Para mim a falta de luz era estar ali com ele, de mãos dadas - os meus lábios na espera dos lábios dele.

-Conta - ela pediu.
-Quantos dedos tens?
-Dez.
-Tem certeza?
-Tem razão, tenho vinte.
-Pois a minha vó só tem dezenove.
-Porquê?
-Eu era pequeno quando tudo isso aconteceu. O meu avô já tinha morrido a muitos anos. Um dia apareceu em minha casa da minha avó um soviético que gostava muito dela. Trazia flores e muitas garrafas de vinho. Passaram muito tempo assim. Um dia, o soviético disse à minha avó que tinha que ir embora para a terra dele. E veio perguntar se ela queria ir com ele.
-E ela queria?
-Primeiro queira, sim.
-E depois?
-Nós, os netos, ficamos todos tristes por ela ir embora com o soviético. Pedimos para ela ficar, chorávamos muito só de pensar que ela ia para tão longe.
-Tão longe?
-Era onde ficava a casa dele.
-E depois?
-A minha avó Dezenove mudou de ideias, disse ao soviético que não ia para o "tão-longe" com ele. O soviético ficou muito chateado, veio à casa da minha avó, partiu todas as garrafas que lhe tinha oferecido. Ele estava muito zangado. A última garrafa escapou-lhe da mão e partiu-se no pé da minha avó, cortou-lhe um dedo.
-Um dedo?
-Sim, um dedo do pé esquerdo. Ela ficou só com dezenove dedos.
-E o soviético foi-se embora?
-Sim
-Se o soviético gostava tanto da tua avó, ele podia ter ficado cá.
-Foi o que nós dissemos à avó Dezenove enquanto ela fazia o curativo.

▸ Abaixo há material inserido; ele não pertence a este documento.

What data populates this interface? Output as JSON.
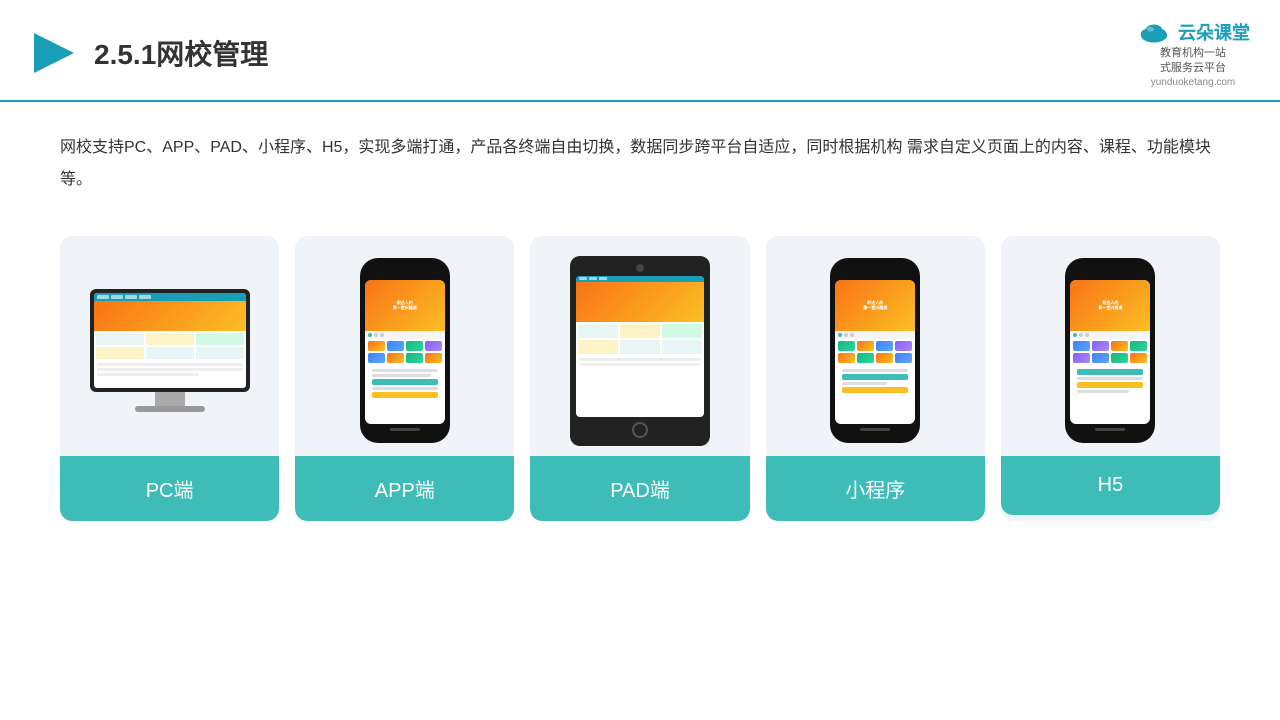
{
  "header": {
    "title": "2.5.1网校管理",
    "logo": {
      "main": "云朵课堂",
      "tagline": "教育机构一站\n式服务云平台",
      "url": "yunduoketang.com"
    }
  },
  "description": "网校支持PC、APP、PAD、小程序、H5，实现多端打通，产品各终端自由切换，数据同步跨平台自适应，同时根据机构\n需求自定义页面上的内容、课程、功能模块等。",
  "cards": [
    {
      "id": "pc",
      "label": "PC端",
      "type": "monitor"
    },
    {
      "id": "app",
      "label": "APP端",
      "type": "phone"
    },
    {
      "id": "pad",
      "label": "PAD端",
      "type": "tablet"
    },
    {
      "id": "miniprogram",
      "label": "小程序",
      "type": "phone"
    },
    {
      "id": "h5",
      "label": "H5",
      "type": "phone"
    }
  ],
  "colors": {
    "accent": "#3dbcb8",
    "header_border": "#1a9eb8",
    "title": "#333333",
    "background": "#ffffff",
    "card_bg": "#f0f4f8"
  }
}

    Ele olhava para a parede branca que estava a nossa frente, a menos de dois metros. Acariciava um dedo da minha mão, fazia-me festinhas muito devagarinho. Eu senti um pouco de vergonha de toda aquela história que eu tinha acabado de inventar.
    Atrás de nós havia um jardim com flores, com uma goiabeira e muitos arbustos. Lá longe, fora do quintal, havia uma curva onde passavam poucos carros. Ele não sabia, mas quando um carro fizesse aquela curva, na parede branca íamos ter Cinema Bu.

-Tás a fazer festinhas no meu dedo ou no dedo da minha avó? - eu quis saber.
-Nós dois - ele respondeu com um sorriso quente.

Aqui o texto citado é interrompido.